DESCOLONIZANDO O STEM COM ÁLVARO VIEIRA PINTO
DOI:
https://doi.org/10.46550/ilustracao.v7i8.710Resumo
Este artigo analisa a interseção entre o pensamento do filósofo brasileiro Álvaro Vieira Pinto e as abordagens educacionais STEM e STEAM, estabelecendo um contraponto crítico à formação técnica contemporânea. Argumenta-se que Vieira Pinto rejeitaria o modelo STEM tradicional devido ao seu caráter puramente tecnocrático, que reduz o ensino de Ciências, Tecnologia, Engenharia e Matemática a um depósito de habilidades práticas. Para o autor, essa lógica atende apenas aos interesses mercadológicos do Norte Global e da Indústria 4.0, gerando uma consciência ingênua e transformando estudantes em operários submissos. Em contrapartida, o artigo defende que a transição para o modelo STEAM, que incorpora as Artes e as Humanidades, é fundamental para resgatar a dignidade cultural da técnica.
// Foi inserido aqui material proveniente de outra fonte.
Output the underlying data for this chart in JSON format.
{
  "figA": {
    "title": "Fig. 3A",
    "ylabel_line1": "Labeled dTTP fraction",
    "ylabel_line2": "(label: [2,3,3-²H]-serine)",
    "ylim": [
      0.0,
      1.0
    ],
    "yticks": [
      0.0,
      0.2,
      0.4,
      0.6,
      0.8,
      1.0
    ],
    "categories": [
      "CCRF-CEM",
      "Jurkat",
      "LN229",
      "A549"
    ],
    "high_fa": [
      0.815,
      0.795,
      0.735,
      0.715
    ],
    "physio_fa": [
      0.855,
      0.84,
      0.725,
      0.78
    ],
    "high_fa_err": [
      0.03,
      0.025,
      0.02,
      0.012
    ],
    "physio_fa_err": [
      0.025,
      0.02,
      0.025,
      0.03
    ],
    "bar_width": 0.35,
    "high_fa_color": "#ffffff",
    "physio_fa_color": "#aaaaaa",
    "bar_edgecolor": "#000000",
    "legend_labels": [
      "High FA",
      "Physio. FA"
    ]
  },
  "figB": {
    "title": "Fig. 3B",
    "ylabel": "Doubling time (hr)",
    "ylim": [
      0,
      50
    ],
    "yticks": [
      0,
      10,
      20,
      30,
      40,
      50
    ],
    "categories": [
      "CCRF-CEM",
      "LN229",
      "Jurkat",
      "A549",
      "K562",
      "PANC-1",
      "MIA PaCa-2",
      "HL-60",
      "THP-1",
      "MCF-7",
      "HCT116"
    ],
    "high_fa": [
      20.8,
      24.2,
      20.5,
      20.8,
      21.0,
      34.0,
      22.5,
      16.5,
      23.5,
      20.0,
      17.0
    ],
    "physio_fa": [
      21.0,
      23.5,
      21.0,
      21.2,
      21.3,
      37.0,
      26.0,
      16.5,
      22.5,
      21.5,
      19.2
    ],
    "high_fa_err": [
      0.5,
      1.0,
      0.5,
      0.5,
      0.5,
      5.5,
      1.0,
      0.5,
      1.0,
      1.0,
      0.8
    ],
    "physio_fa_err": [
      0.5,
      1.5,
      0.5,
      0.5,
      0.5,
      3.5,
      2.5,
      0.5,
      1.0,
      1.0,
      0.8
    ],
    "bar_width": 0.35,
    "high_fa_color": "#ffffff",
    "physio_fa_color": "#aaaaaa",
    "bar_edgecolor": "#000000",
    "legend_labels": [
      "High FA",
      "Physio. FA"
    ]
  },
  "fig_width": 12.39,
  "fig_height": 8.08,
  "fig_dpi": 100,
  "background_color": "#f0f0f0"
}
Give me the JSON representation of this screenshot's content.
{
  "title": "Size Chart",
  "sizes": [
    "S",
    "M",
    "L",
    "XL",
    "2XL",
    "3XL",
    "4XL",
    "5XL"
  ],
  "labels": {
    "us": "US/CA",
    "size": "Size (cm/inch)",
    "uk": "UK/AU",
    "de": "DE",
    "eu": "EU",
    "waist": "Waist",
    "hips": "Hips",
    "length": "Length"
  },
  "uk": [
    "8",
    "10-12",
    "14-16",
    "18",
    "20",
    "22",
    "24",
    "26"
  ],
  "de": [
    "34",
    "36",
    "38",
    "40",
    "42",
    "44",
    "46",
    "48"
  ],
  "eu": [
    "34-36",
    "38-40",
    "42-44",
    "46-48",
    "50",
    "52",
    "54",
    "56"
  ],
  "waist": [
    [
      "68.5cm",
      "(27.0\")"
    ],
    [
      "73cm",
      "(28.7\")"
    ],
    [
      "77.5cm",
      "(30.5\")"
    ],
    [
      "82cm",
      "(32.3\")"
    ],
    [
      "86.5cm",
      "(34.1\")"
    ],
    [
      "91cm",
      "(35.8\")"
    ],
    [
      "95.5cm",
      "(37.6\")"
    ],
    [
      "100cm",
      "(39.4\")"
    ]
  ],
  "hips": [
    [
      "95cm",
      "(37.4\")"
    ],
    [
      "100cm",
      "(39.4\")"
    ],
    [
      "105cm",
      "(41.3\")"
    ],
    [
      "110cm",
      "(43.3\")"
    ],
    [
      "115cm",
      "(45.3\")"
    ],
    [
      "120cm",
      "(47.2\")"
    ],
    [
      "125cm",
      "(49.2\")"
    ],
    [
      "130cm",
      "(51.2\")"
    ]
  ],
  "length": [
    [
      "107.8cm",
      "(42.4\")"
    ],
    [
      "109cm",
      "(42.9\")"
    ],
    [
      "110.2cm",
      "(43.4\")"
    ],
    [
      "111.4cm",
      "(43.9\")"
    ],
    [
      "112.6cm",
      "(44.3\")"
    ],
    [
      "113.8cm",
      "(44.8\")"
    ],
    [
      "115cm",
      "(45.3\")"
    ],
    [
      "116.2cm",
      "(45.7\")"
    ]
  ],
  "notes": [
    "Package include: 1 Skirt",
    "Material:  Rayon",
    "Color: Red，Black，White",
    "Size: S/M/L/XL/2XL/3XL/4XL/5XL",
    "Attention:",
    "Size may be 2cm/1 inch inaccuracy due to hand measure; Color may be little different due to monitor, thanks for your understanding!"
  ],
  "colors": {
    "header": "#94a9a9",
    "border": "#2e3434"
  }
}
Contudo, adverte-se que essa inclusão não pode ser um mero verniz estético para aumentar a produtividade. Inspirado na pedagogia libertadora de Paulo Freire, o trabalho propõe um STEAM emancipatório, concebido como práxis crítica voltada à resolução de problemas da realidade local com materiais do próprio ecossistema. Assim, o objetivo final da educação técnica deixa de ser a produção de meros operadores de máquinas e passa a ser a formação de cidadãos conscientes e cientistas em potencial. A fusão dessas teorias resulta em uma ferramenta pedagógica de soberania nacional, justiça social e libertação humana.